Some people think that this problem is solved by finally ascertaining that ‘there is no meaning at all’ but then that becomes its own story. Imagine the man who meditates for a while and notices that his feelings are transient and fickle – that he shouldn’t take them seriously, and that they have no control over him if he simply observes them. He notices that reality exists only in the present and never in the past or the future. He is enlightened by passivity, and then suddenly he is taken by a vision where these revelations lead him on a path forward to enlighten the rest of the world. He sees the power of meditation and is inspired to spread this discovered truth to others.

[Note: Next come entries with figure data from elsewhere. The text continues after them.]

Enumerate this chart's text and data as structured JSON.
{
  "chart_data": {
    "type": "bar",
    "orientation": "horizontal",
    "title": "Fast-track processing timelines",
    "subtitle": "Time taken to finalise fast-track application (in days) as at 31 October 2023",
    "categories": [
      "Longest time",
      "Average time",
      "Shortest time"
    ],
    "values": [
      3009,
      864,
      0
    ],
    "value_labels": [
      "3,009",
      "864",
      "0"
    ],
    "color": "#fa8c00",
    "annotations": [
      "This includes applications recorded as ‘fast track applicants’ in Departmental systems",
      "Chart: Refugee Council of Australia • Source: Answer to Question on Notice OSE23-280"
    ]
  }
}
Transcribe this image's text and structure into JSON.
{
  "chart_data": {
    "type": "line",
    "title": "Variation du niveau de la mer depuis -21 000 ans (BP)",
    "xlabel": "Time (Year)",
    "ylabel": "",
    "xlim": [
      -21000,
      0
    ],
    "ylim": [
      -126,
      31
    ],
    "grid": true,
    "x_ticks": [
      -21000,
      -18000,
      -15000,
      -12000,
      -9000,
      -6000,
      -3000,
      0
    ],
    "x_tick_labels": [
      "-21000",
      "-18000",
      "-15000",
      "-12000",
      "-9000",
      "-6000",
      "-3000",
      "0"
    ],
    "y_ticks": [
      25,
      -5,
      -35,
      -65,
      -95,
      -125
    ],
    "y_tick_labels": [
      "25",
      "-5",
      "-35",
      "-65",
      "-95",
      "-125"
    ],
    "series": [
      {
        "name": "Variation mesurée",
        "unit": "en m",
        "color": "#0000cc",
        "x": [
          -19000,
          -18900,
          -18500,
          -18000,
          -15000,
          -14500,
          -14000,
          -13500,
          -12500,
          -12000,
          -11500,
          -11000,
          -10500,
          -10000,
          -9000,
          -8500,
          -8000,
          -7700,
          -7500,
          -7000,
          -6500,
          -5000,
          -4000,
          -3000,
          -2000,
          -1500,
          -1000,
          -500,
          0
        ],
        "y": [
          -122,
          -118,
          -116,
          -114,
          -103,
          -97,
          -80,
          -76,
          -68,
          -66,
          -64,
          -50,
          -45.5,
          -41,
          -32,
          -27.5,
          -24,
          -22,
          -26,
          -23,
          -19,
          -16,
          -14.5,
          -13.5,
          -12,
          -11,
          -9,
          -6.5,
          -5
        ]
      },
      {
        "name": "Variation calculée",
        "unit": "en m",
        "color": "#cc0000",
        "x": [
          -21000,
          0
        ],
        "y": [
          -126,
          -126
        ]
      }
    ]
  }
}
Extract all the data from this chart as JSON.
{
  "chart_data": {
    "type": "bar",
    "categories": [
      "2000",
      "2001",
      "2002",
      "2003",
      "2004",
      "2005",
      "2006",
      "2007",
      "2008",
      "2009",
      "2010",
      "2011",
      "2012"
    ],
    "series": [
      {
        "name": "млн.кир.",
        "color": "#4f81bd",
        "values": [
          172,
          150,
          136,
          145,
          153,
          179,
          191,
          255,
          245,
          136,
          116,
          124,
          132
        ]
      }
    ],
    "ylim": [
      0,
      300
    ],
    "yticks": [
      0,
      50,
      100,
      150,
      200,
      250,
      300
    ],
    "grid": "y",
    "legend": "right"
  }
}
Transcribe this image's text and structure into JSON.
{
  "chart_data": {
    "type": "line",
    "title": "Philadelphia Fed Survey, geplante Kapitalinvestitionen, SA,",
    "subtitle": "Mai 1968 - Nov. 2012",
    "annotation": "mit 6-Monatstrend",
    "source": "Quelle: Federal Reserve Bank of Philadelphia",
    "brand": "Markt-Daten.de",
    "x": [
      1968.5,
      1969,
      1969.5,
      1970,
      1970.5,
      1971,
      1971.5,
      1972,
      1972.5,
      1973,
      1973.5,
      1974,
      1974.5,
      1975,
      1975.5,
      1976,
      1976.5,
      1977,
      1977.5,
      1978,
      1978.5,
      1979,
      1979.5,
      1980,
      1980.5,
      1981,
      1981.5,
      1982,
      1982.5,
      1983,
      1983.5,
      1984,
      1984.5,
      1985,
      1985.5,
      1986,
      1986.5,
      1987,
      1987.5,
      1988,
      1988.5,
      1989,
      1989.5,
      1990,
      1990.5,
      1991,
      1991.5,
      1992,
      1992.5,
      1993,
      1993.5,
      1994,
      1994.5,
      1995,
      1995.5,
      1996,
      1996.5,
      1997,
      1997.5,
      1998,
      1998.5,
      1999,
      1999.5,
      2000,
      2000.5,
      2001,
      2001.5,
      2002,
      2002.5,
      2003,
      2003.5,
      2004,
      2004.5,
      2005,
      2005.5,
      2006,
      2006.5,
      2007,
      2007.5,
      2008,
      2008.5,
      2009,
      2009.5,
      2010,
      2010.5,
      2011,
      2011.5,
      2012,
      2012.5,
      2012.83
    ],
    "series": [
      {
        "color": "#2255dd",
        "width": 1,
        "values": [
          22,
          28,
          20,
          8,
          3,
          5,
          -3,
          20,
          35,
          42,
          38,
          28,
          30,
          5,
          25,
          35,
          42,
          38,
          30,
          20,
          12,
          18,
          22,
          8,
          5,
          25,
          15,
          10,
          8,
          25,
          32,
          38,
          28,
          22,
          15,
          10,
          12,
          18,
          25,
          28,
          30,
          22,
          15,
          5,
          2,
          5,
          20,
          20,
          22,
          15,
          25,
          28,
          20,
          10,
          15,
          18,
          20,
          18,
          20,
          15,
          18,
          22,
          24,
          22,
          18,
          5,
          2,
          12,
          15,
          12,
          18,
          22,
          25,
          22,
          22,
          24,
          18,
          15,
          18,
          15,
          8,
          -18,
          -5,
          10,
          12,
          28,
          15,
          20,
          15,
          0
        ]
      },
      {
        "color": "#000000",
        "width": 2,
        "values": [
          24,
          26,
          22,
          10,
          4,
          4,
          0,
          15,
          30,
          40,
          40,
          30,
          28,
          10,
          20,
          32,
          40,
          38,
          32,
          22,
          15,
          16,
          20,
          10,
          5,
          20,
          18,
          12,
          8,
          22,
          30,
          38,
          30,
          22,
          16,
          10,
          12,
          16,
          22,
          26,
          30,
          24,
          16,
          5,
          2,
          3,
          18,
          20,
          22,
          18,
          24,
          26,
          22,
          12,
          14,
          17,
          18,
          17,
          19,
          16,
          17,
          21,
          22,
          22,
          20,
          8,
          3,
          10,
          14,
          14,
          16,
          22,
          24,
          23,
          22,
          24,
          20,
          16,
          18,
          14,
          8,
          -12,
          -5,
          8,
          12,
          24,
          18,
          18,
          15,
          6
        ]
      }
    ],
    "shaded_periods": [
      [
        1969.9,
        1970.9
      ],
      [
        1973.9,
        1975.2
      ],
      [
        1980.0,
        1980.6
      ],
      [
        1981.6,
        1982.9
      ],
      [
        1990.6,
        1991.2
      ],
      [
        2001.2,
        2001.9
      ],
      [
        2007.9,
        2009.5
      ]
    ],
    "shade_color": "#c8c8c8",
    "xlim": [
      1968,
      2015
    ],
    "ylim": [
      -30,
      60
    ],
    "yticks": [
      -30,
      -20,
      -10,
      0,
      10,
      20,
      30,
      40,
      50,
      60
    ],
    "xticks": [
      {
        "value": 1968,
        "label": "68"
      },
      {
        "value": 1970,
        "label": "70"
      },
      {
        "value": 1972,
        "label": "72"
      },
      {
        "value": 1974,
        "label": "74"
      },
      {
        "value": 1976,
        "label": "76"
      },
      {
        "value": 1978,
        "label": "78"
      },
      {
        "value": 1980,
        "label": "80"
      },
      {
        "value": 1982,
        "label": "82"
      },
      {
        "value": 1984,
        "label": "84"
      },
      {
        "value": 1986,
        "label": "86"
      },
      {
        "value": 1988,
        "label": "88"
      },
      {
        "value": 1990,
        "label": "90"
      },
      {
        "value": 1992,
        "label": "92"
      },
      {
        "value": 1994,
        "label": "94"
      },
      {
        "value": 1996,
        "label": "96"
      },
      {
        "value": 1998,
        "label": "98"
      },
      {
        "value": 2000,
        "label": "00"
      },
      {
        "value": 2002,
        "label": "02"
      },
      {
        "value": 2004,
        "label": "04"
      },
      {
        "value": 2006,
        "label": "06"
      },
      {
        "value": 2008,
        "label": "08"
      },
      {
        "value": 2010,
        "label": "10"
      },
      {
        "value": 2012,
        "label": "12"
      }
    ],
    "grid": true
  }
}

What was once a passive endeavor, one that was meant to isolate the individual from the contingencies of the external world turns into a mission. And this mission itself becomes the meaning of his life.  

The Reality of Suffering

The only thing that is real, that cannot be denied by anyone regardless of who they are, is suffering. To know if something is real, you simply need to ask yourself if it has the capacity to suffer. The world is made up molecules and space. Without the human being to subjectively experience reality, there would be no distinction between what is beautiful and what is hideous, there would only be the objective reality of matter. A starting point to truly identify what is real then is to take a closer look at the only human experience that is undeniably real, and that is suffering.

Harari finally warns us of a red herring. If you live in a nation where its leader talks about purity, redemption, and sacrifice to disguise real suffering, then you’re in trouble. The only real thing that exists is the suffering of individuals.